Villains can be very bad, not bad as in evil, but bad as in terribly written. Villains can make or break a story, even more so than heroes.
You can define ‘the villain’ of a story in different ways, but I like to view them as ‘the antagonist’. The antagonist opposes the hero in their story arc. Most stories have a heroic arc where the hero starts out wanting something, tries to attain it, and eventually learns that what he needs is not the same as what he wants. The antagonist is what gets in the way of that need.
For example, in Die Hard, all that John McClane really wants is to make up with his estranged wife. Unfortunately, Hans Gruber takes everybody hostage. John tries to get everybody — and especially his wife — to safety, but Gruber fights him every step of the way. Until the final confrontation, where John kills Gruber. Hans Gruber is the bad guy, the villain, the antagonist.

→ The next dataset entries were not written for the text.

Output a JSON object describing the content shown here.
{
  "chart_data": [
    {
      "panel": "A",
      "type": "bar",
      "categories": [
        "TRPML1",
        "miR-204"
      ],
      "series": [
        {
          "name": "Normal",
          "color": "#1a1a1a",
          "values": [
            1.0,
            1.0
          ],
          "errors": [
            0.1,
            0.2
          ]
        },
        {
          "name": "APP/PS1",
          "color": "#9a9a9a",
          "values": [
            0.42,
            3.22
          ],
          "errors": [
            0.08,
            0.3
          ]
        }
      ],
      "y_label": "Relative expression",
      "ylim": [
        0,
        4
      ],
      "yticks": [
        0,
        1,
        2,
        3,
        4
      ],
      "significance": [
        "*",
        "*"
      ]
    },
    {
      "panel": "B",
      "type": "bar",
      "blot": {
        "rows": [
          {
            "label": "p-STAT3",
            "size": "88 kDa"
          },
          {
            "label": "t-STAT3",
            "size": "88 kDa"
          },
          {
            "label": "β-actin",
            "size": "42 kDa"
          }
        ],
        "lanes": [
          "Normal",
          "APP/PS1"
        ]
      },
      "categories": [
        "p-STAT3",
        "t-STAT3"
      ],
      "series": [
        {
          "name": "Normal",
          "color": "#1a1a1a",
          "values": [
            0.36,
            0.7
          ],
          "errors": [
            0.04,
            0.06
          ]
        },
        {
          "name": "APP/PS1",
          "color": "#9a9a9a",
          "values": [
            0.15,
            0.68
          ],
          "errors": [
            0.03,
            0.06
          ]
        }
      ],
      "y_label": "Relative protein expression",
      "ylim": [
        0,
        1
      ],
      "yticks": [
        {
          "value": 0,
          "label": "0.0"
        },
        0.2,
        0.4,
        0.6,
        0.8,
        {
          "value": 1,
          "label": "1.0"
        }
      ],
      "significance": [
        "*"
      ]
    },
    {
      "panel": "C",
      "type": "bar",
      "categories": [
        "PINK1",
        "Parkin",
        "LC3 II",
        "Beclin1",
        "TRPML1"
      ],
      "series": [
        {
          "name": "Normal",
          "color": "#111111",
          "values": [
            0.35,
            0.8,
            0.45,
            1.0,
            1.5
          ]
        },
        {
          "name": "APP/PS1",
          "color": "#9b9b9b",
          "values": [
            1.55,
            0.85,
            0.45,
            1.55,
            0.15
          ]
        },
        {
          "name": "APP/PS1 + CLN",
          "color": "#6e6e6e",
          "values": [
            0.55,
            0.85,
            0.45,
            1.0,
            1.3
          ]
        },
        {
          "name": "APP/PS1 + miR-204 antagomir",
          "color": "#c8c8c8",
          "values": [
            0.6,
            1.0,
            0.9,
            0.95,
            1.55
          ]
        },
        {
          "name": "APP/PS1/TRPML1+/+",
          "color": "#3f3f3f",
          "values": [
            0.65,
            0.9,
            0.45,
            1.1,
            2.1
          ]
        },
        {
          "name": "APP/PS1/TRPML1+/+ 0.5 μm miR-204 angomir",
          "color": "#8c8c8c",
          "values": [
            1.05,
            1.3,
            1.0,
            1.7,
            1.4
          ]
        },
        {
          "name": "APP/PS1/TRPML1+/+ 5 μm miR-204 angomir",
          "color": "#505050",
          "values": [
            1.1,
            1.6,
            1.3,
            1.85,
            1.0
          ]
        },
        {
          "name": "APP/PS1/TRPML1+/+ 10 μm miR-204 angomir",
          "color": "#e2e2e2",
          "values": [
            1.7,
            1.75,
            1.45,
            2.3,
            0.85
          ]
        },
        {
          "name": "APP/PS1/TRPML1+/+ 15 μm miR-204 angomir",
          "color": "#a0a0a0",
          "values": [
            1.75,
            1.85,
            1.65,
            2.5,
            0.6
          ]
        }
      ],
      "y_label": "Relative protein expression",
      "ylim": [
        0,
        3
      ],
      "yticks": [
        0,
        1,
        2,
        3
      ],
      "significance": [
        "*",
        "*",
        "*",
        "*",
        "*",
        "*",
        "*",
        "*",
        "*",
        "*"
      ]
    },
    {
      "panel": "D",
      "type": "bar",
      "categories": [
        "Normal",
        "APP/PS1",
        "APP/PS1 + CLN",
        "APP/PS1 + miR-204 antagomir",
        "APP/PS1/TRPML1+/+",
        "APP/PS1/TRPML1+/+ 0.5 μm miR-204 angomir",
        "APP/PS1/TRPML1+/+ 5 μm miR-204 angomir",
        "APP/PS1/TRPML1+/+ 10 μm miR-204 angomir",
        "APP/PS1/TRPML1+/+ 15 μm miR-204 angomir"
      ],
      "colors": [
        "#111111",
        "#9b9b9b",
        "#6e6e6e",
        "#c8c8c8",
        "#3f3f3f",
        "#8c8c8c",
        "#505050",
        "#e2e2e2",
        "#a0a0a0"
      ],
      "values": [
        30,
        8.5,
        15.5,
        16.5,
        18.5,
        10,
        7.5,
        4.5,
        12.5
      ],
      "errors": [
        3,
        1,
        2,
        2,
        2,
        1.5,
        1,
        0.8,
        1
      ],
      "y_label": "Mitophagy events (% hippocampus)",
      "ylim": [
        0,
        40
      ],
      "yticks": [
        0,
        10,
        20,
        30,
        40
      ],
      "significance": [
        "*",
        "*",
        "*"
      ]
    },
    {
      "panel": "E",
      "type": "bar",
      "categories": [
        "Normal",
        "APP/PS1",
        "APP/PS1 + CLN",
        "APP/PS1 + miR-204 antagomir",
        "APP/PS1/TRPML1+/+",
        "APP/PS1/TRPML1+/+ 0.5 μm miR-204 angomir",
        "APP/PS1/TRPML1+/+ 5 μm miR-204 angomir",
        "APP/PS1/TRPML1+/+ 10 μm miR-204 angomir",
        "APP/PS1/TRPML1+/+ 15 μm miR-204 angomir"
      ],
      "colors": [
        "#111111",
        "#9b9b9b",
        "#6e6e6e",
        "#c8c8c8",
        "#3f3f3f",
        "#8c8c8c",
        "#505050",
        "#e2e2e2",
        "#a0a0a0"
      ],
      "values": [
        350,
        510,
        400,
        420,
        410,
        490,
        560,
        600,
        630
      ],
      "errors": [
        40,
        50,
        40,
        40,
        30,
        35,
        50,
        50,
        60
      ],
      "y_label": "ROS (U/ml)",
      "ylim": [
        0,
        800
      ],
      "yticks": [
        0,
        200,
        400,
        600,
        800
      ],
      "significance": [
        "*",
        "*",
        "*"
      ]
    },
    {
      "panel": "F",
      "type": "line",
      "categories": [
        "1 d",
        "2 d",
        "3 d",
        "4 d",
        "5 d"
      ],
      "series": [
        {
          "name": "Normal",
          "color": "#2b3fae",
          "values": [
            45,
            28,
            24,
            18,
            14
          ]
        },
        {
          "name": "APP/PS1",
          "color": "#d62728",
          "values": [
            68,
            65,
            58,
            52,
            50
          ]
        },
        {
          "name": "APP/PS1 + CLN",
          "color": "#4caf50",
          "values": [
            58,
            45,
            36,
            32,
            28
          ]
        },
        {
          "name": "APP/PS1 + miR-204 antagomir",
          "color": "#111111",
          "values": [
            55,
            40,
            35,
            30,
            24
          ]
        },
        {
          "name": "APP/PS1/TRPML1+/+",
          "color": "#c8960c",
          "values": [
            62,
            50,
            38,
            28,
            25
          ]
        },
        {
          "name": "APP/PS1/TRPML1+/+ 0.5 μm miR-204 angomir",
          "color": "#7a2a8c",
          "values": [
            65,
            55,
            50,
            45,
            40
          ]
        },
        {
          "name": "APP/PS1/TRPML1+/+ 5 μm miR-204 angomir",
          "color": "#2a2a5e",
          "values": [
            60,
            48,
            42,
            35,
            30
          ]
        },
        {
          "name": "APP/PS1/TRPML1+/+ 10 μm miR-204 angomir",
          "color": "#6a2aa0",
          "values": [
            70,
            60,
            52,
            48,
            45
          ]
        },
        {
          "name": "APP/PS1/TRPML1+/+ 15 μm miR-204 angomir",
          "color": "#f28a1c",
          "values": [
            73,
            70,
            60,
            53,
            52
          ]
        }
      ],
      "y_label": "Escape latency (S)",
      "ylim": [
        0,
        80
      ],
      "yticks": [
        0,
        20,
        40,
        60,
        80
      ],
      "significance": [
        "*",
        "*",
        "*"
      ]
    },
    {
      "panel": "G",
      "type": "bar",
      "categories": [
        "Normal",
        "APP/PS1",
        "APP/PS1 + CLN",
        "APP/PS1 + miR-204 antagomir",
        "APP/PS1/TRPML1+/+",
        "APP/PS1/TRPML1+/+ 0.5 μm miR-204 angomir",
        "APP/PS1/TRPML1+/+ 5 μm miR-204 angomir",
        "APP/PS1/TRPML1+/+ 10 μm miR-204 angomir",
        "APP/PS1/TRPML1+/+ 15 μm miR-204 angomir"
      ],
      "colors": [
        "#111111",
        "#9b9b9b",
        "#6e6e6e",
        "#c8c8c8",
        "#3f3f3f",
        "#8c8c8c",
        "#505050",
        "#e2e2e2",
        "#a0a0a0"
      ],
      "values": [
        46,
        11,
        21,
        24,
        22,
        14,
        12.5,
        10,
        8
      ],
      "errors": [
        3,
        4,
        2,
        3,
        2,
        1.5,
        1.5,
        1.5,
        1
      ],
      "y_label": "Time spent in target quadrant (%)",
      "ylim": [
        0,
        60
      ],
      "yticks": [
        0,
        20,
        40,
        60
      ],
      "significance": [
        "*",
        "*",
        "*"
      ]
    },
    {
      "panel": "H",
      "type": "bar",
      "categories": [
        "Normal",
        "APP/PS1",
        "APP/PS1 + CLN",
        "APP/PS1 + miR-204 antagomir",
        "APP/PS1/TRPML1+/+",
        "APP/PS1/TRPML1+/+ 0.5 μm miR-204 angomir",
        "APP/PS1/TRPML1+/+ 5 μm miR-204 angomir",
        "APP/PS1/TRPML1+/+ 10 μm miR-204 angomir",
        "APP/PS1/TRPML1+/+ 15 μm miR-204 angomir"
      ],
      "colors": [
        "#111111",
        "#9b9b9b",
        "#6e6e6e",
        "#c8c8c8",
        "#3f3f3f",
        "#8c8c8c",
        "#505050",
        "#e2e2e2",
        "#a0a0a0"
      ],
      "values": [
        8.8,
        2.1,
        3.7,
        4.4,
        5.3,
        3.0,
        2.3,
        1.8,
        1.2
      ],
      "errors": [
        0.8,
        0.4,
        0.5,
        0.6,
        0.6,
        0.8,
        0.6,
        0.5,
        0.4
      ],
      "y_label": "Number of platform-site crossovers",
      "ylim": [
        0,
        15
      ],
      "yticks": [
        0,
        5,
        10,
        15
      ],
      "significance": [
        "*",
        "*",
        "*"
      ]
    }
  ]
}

Antagonists do not always get in the way of what the hero wants, though. They might even facilitate it. They mostly get in the way of what the hero needs. Look at the Devil’s Advocate. John Milton (the devil, played by Al Pacino) gives Kevin (Keanu Reeves) a high-profile lawyer job in New York after Kevin wins a case for a client who he knows is a child molester. Kevin really wants the high-profile job. Unfortunately, it leads Kevin down a path of sin. What Kevin really needs is to listen to his conscience instead of using technicalities to get a child molester free.
Antagonists don’t even need to be people. Look at Requiem for a Dream. Four people become addicted to drugs. There’s no person leading them down the wrong path. It’s the drugs that does that. The drugs is the antagonist, giving them what they want (a quick fix), but not what they need (a long-term sustainable life).
There are no villains
The first rule of villains, is that there are no villains (yeah, Fight Club reference). The point is: villains do not see themselves as villains. They have their own stories and feel justified in what they are doing.
Fight Club is an interesting example. The antagonist in the movie is Tyler. Tyler is not some mustache-twirling villain, though, bent on doing evil things. No. He sees himself as a hero, trying to save the protagonist from his old boring life, and righting the wrongs of society with his Fight Club.
Gruber in Die Hard is one of the most iconic villains of all time. He knows that he is doing illegal things, but he feels justified. He’s very smart and very ruthless (probably a psychopath), but he isn’t evil for the heck of it. No, he has a very clear goal of his own: money. He is the protagonist in a heist story where he gets away with a fortune, and John McClane is his antagonist: getting in his way at each step. And really, deep inside we’re all rooting for him a little, because it is a brilliant plan, and it’s fun to see him outsmart the police and the stupid FBI officers.
That brings us to bad villains. You probably already guessed what makes a bad villain: bad motivation and no sympathy. Star Wars: Revenge of the Sith is a prime example. This movie affronts me on many levels — I lampooned it after watching it for the first time — and one of those is how it ruins Darth Vader. Revenge of the Sith is Darth Vader’s origin story, and Darth Vader is even higher on the list of iconic villains than Hans Gruber.
We learned in the original Star Wars trilogy that Darth Vader was originally Anakin Skywalker. He betrayed the Jedi and murdered all of them, joining the Emperor at the head of his evil empire. In Revenge of the Sith we learn why: Anakin Skywalker couldn’t stand the Jedi council passed him over for a promotion (rightfully, I may add) and he was afraid his wife would die in child birth because of a prophecy vision he has. I have zero sympathy for him on the first count, and he falls for the second one like a conspiracy theorist for insinuating YouTube videos. That’s what makes him destroy the Galactic republic? That’s what drives him to stab a bunch of children to death with a light saber? And ironically, kill his own wife?
Contrast that to Joker, where Joaquin Phoenix slowly descends into evil. You can’t help but feel sympathy for how he is beaten up, fired, discarded by the man he thinks is his father. You see him step down the ladder into the darkness, and you can understand.
Unfortunately, bad villains abound. How many movies show the bad guy laughing maniacally as they wreak wanton havoc for no reason? How many comic books have bad guys attack the superheroes because… well, they’re the bad guys, right?
And a special circle of bad-villain hell is reserved for the villains that kill their underlings callously. Would you give your life for an employer that kills your colleagues in bouts of anger? I mean, evil henchmen are a thing in the real-world, but there, they get perks, and are slowly manipulated into it (go see Gomorrah for example). They don’t just up and decide ‘well, I’m going to dedicate my life to this lunatic who might kill me on a whim.’
Without sympathy, and proper motivations, villains are just caricatures. They are no longer characters in a story, but glorified plot-movers, that have no other purpose than to be a roadblock for the hero. And by not being real people, they reduce the story to a rat maze for the hero. The hero is no longer fighting a villain, but escaping a gauntlet, with mindless traps that have no clear rules.
And unfortunately, so many movies and books fall into this trap that it’s almost laughable. Almost.